Semangat Berhaji
Prof. Dr. H. Imam Suprayogo Jumat, 26 Agustus 2016 . in Dosen . 804 views

Akhir-akhir ini kelihatan bahwa semangat menunaikan ibadah haji sedemikian tinggi. Asalkan keinginannya bisa terpenuhi, membayar berapapun dirasakan bukan sebagai hal yang memberatkan. Antri untuk menunggu hingga belasan tahun dirasakan terlalu lama, melelahkan, dan berat. Oleh karena itu jika ada alternatif yang sekiranya menjadikan masa tunggu dapat diperpendek, akan dipilih dan ditempuh apapun resikonya.

Apa yang dialami oleh jama'ah haji Indonesia yang harus lewat dan menggunakan pasport Philipina dan akhirnya juga gagal adalah didorong oleh semangat berhaji yang sedemikian tinggi tersebut. berhaji dianggap sebagai keharusan untuk ditunaikan. Mereka mengkalkulasi, jika harus menunggu hingga belasan tahun, padahal usia mereka sudah lanjut, maka dikhawatirkan selamanya tidak akan berhaji. Oleh karena itu, dengan cara apapun, mereka berusaha menempuhnya.

Para jama'ah haji Indonesia yang berusaha lewat Philipina tentu tidak mengetahui bahwa resiko yang harus ditanggung sedemikian berat. Sebenarnya dengan membayar ongkos lebih mahal, yakni kabarnya sampai 10 ribu dollar sudah merupakan resiko tersendiri. Tetapi, beban yang tidak murah itupun ditempuh, oleh karena semangat berhaji yang sedemikian tinggi. Menunaikan rukun Islam kelima dipandang harus dipenuhi, apapun resikonya.

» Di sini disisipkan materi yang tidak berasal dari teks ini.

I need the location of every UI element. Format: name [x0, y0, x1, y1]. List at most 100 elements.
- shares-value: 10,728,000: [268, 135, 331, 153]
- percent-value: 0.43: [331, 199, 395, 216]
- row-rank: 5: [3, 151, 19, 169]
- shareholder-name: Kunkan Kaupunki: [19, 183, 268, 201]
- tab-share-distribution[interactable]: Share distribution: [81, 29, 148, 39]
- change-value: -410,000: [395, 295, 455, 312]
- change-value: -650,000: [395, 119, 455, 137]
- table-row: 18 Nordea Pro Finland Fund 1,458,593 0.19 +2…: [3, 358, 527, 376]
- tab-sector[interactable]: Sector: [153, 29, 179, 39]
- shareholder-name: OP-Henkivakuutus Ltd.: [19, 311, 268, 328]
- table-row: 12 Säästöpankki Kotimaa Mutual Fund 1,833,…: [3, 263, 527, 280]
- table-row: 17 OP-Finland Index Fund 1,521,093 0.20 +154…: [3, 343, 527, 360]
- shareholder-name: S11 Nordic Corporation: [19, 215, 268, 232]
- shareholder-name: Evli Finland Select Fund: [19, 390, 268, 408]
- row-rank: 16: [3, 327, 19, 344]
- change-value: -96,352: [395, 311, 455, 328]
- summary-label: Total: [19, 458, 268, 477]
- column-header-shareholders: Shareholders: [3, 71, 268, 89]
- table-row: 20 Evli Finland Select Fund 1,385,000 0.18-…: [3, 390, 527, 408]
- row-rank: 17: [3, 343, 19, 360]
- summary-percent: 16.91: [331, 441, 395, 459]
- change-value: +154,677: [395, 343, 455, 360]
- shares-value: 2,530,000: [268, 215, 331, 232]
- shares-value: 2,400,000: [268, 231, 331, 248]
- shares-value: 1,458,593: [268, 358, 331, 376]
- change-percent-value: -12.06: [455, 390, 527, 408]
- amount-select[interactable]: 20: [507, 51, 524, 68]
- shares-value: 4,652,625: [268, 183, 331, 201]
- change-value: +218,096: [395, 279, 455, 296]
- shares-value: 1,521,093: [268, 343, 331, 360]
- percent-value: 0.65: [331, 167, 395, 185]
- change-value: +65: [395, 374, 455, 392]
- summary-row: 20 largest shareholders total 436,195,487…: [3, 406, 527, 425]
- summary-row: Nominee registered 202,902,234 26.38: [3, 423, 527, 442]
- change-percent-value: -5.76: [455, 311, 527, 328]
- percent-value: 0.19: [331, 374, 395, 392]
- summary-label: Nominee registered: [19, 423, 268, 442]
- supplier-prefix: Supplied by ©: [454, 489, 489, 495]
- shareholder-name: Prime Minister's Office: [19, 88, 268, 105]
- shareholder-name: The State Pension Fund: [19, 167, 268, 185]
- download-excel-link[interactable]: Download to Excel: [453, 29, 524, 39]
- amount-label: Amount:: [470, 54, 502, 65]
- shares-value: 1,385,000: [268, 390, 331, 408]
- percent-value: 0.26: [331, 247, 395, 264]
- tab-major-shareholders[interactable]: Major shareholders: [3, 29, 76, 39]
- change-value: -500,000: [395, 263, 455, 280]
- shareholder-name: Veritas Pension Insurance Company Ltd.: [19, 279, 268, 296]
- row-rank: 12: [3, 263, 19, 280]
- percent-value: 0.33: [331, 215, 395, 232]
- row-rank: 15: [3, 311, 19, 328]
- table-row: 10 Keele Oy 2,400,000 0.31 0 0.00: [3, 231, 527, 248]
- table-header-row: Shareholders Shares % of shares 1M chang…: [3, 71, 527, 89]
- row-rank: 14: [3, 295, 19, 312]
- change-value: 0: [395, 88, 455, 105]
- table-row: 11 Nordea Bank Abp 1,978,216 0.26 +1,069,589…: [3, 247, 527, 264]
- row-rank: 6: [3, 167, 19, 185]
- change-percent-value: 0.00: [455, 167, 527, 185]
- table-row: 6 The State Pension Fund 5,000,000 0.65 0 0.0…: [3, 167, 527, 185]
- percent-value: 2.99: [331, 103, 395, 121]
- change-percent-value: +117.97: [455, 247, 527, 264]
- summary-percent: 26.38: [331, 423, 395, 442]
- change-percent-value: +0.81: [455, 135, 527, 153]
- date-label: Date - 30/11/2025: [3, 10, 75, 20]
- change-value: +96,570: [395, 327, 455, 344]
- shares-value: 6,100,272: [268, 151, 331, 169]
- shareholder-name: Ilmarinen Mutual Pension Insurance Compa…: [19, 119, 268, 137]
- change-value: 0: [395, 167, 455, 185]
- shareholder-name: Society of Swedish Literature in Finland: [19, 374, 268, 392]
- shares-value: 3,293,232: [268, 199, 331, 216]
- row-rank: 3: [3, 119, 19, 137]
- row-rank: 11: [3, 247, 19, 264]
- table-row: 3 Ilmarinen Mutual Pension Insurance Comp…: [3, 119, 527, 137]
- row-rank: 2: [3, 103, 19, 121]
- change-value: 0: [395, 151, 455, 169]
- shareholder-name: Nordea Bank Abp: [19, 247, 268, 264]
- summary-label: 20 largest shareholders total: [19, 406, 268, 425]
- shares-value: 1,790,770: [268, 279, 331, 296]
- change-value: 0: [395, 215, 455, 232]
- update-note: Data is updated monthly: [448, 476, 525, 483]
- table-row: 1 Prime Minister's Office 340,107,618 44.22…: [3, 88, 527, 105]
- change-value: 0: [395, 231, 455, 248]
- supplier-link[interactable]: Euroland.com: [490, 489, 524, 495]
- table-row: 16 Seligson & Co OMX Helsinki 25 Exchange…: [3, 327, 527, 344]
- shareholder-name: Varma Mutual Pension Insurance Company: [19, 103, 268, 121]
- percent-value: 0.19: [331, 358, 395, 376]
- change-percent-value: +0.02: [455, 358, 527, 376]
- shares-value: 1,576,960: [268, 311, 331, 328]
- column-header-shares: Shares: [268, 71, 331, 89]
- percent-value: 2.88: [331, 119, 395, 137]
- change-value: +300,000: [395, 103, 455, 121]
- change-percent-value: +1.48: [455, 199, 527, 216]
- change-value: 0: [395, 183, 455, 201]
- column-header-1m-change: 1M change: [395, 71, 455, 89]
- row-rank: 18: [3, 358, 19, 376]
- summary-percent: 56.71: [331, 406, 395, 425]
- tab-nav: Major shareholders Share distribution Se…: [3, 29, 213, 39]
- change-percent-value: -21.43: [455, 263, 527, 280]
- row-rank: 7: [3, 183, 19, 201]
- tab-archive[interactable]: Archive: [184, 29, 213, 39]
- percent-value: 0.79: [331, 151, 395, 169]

Padahal di dalam al Qur'an sendiri, kewajiban berhaji adalah bagi mereka yang mampu menjalankannya. Dahulu, sebelum ekonomi masyarakat sebaik sekarang, makna sebagai orang yang mampu berhaji, tidak serumit sekarang. Siapapun asalkan dalam keadaan sehat dan memiliki bekal yang cukup, maka dapat menjalankan haji. Sekarang ini, pengertian mampu harus ditambah, yaitu sabar antri berlama-lama menunggu giliran.

Berhaji tidak sebagaimana ibadah shalat, zakat, dan puasa, hanya wajib ditunaikan oleh orang yang mampu menjalankannya. Sedangkan bagi mereka yang tidak mampu, baik perbekalan, kesehatan, dan sekarang ditambah kesempatan maka tidak wajib berhaji. Oleh karena itu, memaksa diri dengan menempuh cara yang tidak dibolehkan pemerintah, sebenarnya justru tidak tepat. Berhaji hanya diwajibkan terhadap orang tertentu, dan bukan kepada semua orang.

Bagi siapapun sebenarnya boleh-boleh saja berusaha keras agar bisa beribadah untuk mendekatkan diri pada Allah dan Rasul-Nya. Ibadah itu tidak harus memaksa diri dengan berhaji. Mampu menjalankan shalat secara khusu' dan istiqomah sebenarnya termasuk orang yang beruntung, bahkan bisa jadi melebihi berhaji mabrur. Disebutkan di dalam al Qur'an bahwa 'beruntunglah bagi orang yang mensucikan dirinya dengan mengingat Allah dan Shalat'.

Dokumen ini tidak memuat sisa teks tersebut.